Il était militaire de formation. Il avait fait la guerre
de 39-40 mais on ne savait rien de son grade. Il parlait très
couramment le français. Doté d'une santé
de fer, c'était un homme assez ventripotent, la tête
toujours enveloppée d'un grand turban blanc. Il avait
la voix rauque
d'un lion.
Il était originaire de Taghjijt dans le Sud marocain,
avait une peau basanée et des yeux perçants.
Il portait une djellaba blanche assez vaste qui cachait la volumineuse
serviette traditionnelle marocaine. On disait que cette serviette
était son bureau. Elle contenait un révolver armé,
des menottes, des tampons, des carnets, des sifflets, un encrier
Il habitait rue 2, mitoyen de l'immeuble du Charjane, une grande
maison qui fut la 1ère école publique.
Il avait un bureau près de Tassouqt.
Il était tout le temps flanqué d'un mokhazni
qui ne le quittait pas, même à son domicile. Les
gens avaient donné à ce dernier le pseudonyme de
Tagoulla ce qui signifie en tachelhit : grosse soupe de
farine d'orge.
De nuit, Cheikh Driss faisait des perquisitions dans les maisons
des célibataires pour combattre la prostitution clandestine.

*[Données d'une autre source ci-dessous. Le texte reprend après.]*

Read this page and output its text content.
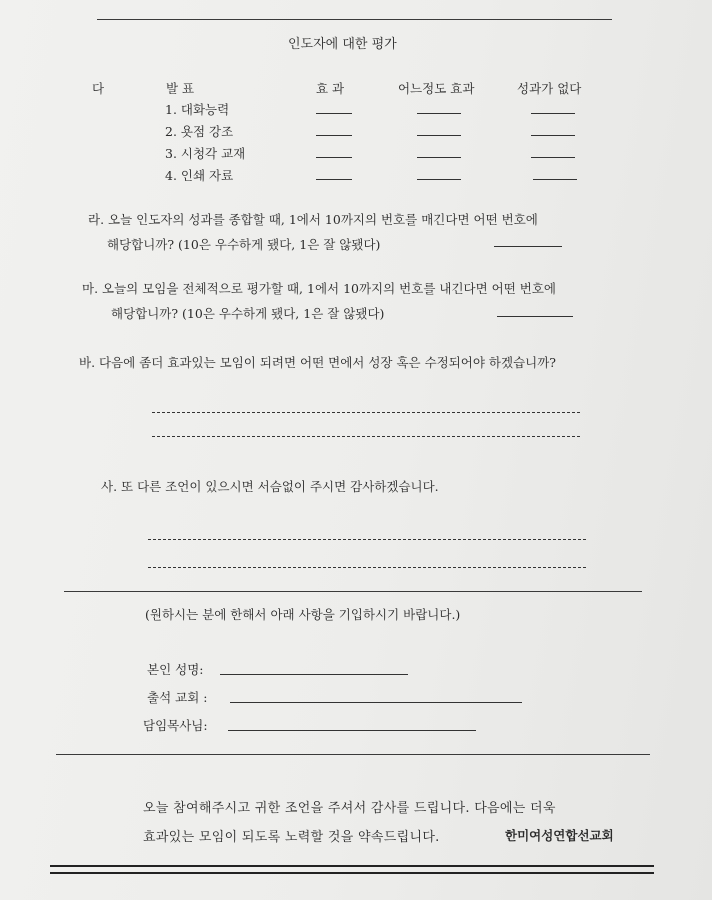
인도자에 대한 평가
다	발 표	효 과	어느정도 효과	성과가 없다
1. 대화능력
2. 욧점 강조
3. 시청각 교재
4. 인쇄 자료
라. 오늘 인도자의 성과를 종합할 때, 1에서 10까지의 번호를 매긴다면 어떤 번호에
해당합니까? (10은 우수하게 됐다, 1은 잘 않됐다)
마. 오늘의 모임을 전체적으로 평가할 때, 1에서 10까지의 번호를 내긴다면 어떤 번호에
해당합니까? (10은 우수하게 됐다, 1은 잘 않됐다)
바. 다음에 좀더 효과있는 모임이 되려면 어떤 면에서 성장 혹은 수정되어야 하겠습니까?
사. 또 다른 조언이 있으시면 서슴없이 주시면 감사하겠습니다.
(원하시는 분에 한해서 아래 사항을 기입하시기 바랍니다.)
본인 성명:
출석 교회 :
담임목사님:
오늘 참여해주시고 귀한 조언을 주셔서 감사를 드립니다. 다음에는 더욱
효과있는 모임이 되도록 노력할 것을 약속드립니다.	한미여성연합선교회
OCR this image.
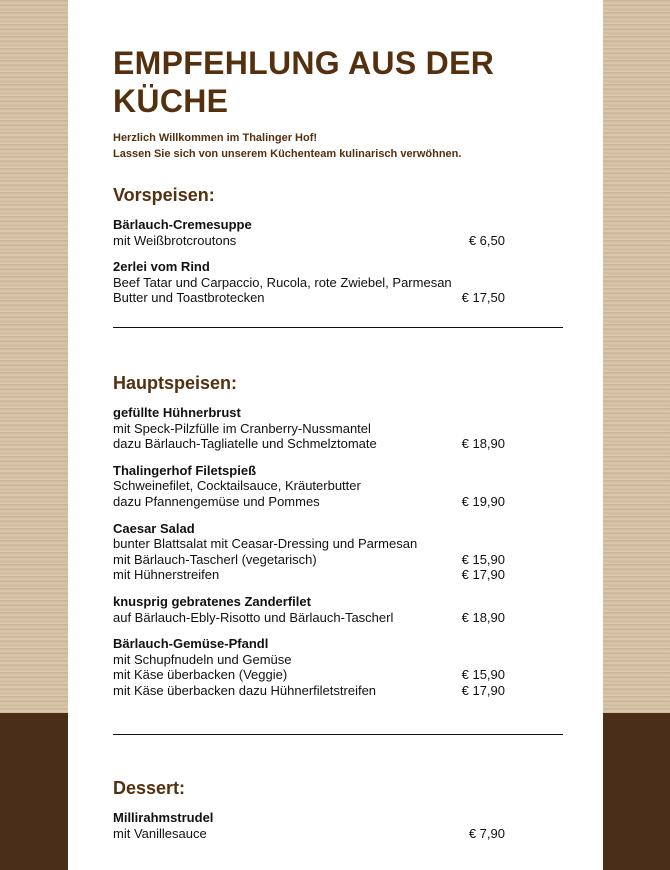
EMPFEHLUNG AUS DER
KÜCHE
Herzlich Willkommen im Thalinger Hof!
Lassen Sie sich von unserem Küchenteam kulinarisch verwöhnen.
Vorspeisen:
Bärlauch-Cremesuppe
mit Weißbrotcroutons	€ 6,50
2erlei vom Rind
Beef Tatar und Carpaccio, Rucola, rote Zwiebel, Parmesan
Butter und Toastbrotecken	€ 17,50
Hauptspeisen:
gefüllte Hühnerbrust
mit Speck-Pilzfülle im Cranberry-Nussmantel
dazu Bärlauch-Tagliatelle und Schmelztomate	€ 18,90
Thalingerhof Filetspieß
Schweinefilet, Cocktailsauce, Kräuterbutter
dazu Pfannengemüse und Pommes	€ 19,90
Caesar Salad
bunter Blattsalat mit Ceasar-Dressing und Parmesan
mit Bärlauch-Tascherl (vegetarisch)	€ 15,90
mit Hühnerstreifen	€ 17,90
knusprig gebratenes Zanderfilet
auf Bärlauch-Ebly-Risotto und Bärlauch-Tascherl	€ 18,90
Bärlauch-Gemüse-Pfandl
mit Schupfnudeln und Gemüse
mit Käse überbacken (Veggie)	€ 15,90
mit Käse überbacken dazu Hühnerfiletstreifen	€ 17,90
Dessert:
Millirahmstrudel
mit Vanillesauce	€ 7,90
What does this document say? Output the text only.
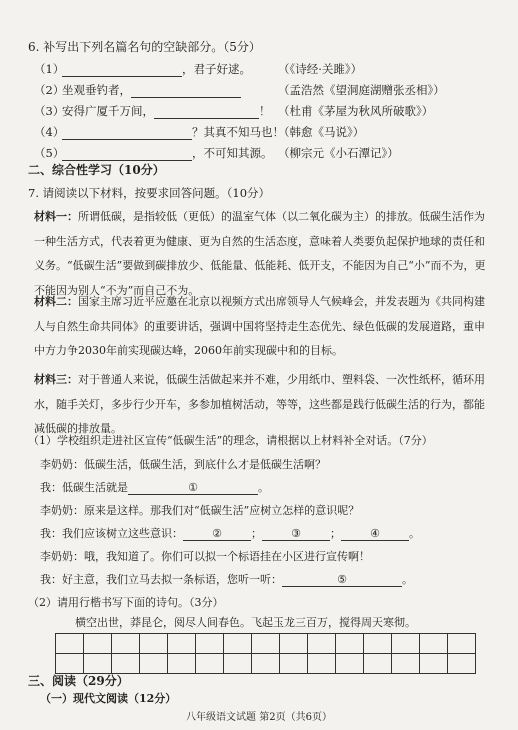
6. 补写出下列名篇名句的空缺部分。（5分）
（1）	，君子好逑。 （《诗经·关雎》）
（2）坐观垂钓者，	（孟浩然《望洞庭湖赠张丞相》）
（3）安得广厦千万间，	！ （杜甫《茅屋为秋风所破歌》）
（4）	？其真不知马也！
（韩愈《马说》）
（5）	，不可知其源。 （柳宗元《小石潭记》）
二、综合性学习（10分）
7. 请阅读以下材料，按要求回答问题。（10分）
材料一：所谓低碳，是指较低（更低）的温室气体（以二氧化碳为主）的排放。低碳生活作为一种生活方式，代表着更为健康、更为自然的生活态度，意味着人类要负起保护地球的责任和义务。“低碳生活”要做到碳排放少、低能量、低能耗、低开支，不能因为自己“小”而不为，更不能因为别人“不为”而自己不为。
材料二：国家主席习近平应邀在北京以视频方式出席领导人气候峰会，并发表题为《共同构建人与自然生命共同体》的重要讲话，强调中国将坚持走生态优先、绿色低碳的发展道路，重申中方力争2030年前实现碳达峰，2060年前实现碳中和的目标。
材料三：对于普通人来说，低碳生活做起来并不难，少用纸巾、塑料袋、一次性纸杯，循环用水，随手关灯，多步行少开车，多参加植树活动，等等，这些都是践行低碳生活的行为，都能减低碳的排放量。
（1）学校组织走进社区宣传“低碳生活”的理念，请根据以上材料补全对话。（7分）
李奶奶：低碳生活，低碳生活，到底什么才是低碳生活啊？
我：低碳生活就是	①	。
李奶奶：原来是这样。那我们对“低碳生活”应树立怎样的意识呢？
我：我们应该树立这些意识：	②	；	③	；	④	。
李奶奶：哦，我知道了。你们可以拟一个标语挂在小区进行宣传啊！
我：好主意，我们立马去拟一条标语，您听一听：	⑤	。
（2）请用行楷书写下面的诗句。（3分）
横空出世，莽昆仑，阅尽人间春色。飞起玉龙三百万，搅得周天寒彻。

三、阅读（29分）
（一）现代文阅读（12分）
八年级语文试题 第2页（共6页）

Il était à l'écoute de tout ce qui bougeait
dans ce paisible village. Il circulait seul avec son mokhazni
dans les rues car les gens quittaient carrément la rue
pour ne pas avoir à le rencontrer.
Lahsen Roussafi se souvient :
" En sortant de l'école de Talborjt, nous passions
automatiquement voir si Cheikh Driss se trouvait au bar du Coq
d'Or situé rue de la Mosquée tout près de
chez Mme Navillot. S'il était là, on pouvait jouer
à Tassouqt sur la place ou à Iggui Lbod sans crainte
".
" Un jour que je vendais de la menthe ramenée de
Talborjt comme tous les soirs à Tassouqt, occupé
à servir un client, je ne le vis pas arriver par derrière
: il me gifla violemment par surprise avec une force telle que
je crus qu'on m'avait frappé avec une pelle. Je me trouvais
au milieu de Tassouqt, désorienté, la corbeille
entre les mains, ne sachant ce qui se passait. Je rendis compte
à ma mère. Il faisait nuit, on se rendit chez lui
à sa maison. Le mokhazni Tagoulla nous reçut et
le cheikh arriva. Maman lui remit deux pains de sucre et lui
expliqua en français que Lahsen était orphelin
de père et vendait de la menthe le soir après l'école
pour aider sa famille ".
" Je ne le savais pas madame, répondit-il, mais il
était assis sur mon chemin " !
En 1956, après l'Indépendance,
il eut des comptes à rendre.
Recherché par l'Armée de Libération, il
se suicida chez lui à Akka.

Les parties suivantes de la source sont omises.